2009-05-18

To Boldly Story Edit

Speaking of movies full of annoying mistakes, i saw the Star Trek reboot this week and enjoyed it thoroughly while i was watching it. However, the split second that the credits started to roll, i understood with perfect clarity that this was one of the stupidest films i’d ever seen in my life. The litany of flaws in this story — not trivial editing errors but enormous what-the-fuck-were-they-thinking logical gaffes of jaw-dropping proportion — are beyond comprehension, and include but aren’t limited to:

1) The Romulan ship was way too big. It’s an automated mining platform, so how many miners need to actually be there to push the buttons? A million? Ten million? And why does a mining platform need an endless supply of killer torpedoes capable of taking out an entire fleet of warships anyway? It’s like writing a script in which a fishing trawler is armed with triton missiles. (Though, to be fair, that would have made A Perfect Storm a lot more interesting.)

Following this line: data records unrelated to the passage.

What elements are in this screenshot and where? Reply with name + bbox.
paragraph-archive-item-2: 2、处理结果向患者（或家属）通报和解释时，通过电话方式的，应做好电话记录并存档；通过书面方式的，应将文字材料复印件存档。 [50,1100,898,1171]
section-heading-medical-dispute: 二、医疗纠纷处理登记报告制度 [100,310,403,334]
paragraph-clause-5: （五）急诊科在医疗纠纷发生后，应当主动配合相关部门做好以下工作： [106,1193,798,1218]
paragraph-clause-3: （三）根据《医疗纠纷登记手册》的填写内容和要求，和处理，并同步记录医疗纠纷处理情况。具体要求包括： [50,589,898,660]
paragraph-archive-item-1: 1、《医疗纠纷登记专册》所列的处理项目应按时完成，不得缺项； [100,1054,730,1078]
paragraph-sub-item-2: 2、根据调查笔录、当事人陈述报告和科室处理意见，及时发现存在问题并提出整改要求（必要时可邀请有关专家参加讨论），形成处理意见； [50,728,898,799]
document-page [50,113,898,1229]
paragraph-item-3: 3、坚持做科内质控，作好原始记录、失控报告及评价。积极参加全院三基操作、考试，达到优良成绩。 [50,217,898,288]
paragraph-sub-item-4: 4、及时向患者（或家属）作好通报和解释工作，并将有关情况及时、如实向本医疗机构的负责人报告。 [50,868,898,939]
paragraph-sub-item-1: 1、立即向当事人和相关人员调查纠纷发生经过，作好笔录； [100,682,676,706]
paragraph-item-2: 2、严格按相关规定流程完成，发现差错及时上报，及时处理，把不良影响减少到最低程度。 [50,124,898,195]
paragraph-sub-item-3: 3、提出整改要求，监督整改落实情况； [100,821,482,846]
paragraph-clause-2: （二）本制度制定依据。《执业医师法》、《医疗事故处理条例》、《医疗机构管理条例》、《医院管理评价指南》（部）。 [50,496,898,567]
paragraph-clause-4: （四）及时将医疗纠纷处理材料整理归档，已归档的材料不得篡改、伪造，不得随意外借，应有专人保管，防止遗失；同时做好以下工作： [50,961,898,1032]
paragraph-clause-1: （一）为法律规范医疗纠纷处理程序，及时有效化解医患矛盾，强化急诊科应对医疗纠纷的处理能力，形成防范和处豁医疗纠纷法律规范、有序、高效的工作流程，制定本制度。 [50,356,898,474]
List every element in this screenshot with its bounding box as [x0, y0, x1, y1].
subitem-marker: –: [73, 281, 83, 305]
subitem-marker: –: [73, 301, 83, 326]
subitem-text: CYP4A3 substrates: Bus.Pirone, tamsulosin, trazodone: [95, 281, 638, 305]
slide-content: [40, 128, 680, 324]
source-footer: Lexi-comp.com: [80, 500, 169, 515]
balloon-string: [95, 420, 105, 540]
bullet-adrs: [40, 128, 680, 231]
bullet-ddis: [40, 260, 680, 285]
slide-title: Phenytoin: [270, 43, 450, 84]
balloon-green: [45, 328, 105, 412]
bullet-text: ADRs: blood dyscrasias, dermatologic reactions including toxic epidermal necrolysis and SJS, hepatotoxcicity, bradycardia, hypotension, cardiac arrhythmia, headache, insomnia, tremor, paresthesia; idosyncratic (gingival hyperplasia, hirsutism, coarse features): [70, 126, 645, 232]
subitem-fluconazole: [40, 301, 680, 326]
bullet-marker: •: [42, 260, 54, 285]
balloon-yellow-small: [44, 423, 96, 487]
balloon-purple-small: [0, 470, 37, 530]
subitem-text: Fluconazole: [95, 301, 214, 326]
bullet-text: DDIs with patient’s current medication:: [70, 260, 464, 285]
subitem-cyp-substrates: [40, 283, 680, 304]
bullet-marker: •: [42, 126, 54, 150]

2) Falling into a black hole doesn’t let you travel through time. It only kills you.

3) How come neither Vulcan nor earth has any local ships capable of blasting the drilling platform? In the end, when Spock has to shoot it with his fancy future ship, he’s like a mile above Starfleet headquarters, and i’ve heard rumors that Starfleet is kind of in the ship business.

4) The coincidence factor of old Spock and Kirk being on the same planet/moon was touchy enough. Having them appear a hundred yards from each other was sloppy.

5) If that was a moon of Vulcan (as it would have to be in order for Spock to see the implosion at the scale he did), why is there a remote Federation outpost on it with that “Oooh, i’m a kazillion miles from civilization” vibe to it? Scotty should be shuttling down to Vulcan every weekend for the night life.

6) Setting aside the improbable physics of creating a singularity at such a local scale, there was no need to create the singularity within the core of Vulcan. Parking a black hole on the surface would have done the job just as well. (I’m half assuming that red matter needs incredible heat and pressure to catalyze its reaction, just as i’m assuming that the red-matter singularity disappears when its no longer fed by matter, in order to explain why the singularity formerly known as Vulcan doesn’t continue to suck down everything else in the star system. So how hard would it have been to work either of those ideas into a line of freaking dialogue?)

7) It makes no sense for Kirk to be the only one who recognizes the “lightning storm in space” effect. Pike should have (given his study of that battle), but at the very least, all previously seen space anomalies should be logged into a Starfleet database somewhere. Or maybe they’re using technology borrowed from the 20th-century FBI or something, where no office can share information with any other. (Given the insanely stupid appearance of human welders in the original teaser trailer, that might not be too far off the mark…)

8) How come the H-bomb was leaking radiation bad enough to burn the Others with even casual contact earlier in the season, but Sayid and Jack can work with/carry the warhead with no ill effects?

Sorry, wrong show. But most importantly:

8) Since Nero has gone back in time umpteen years and has a full supply of red matter, he can actually save his home planet by imploding that star now (in film time) before it ever threatens the galaxy, saving his wife and family, yada yada. At the very least, he could just get a message to Spock saying “In the future, when you go to deal with this supernova you don’t know about yet, try to arrive 20 minutes earlier.”

This is all ignoring the fact that a supernova wouldn’t actually have threatened the galaxy in the first place:


(There are lots more technical crap gaffes there, but i’m more of a story guy.)

I seriously want a law requiring people who want to write science fiction to be required to first pass some sort of written test.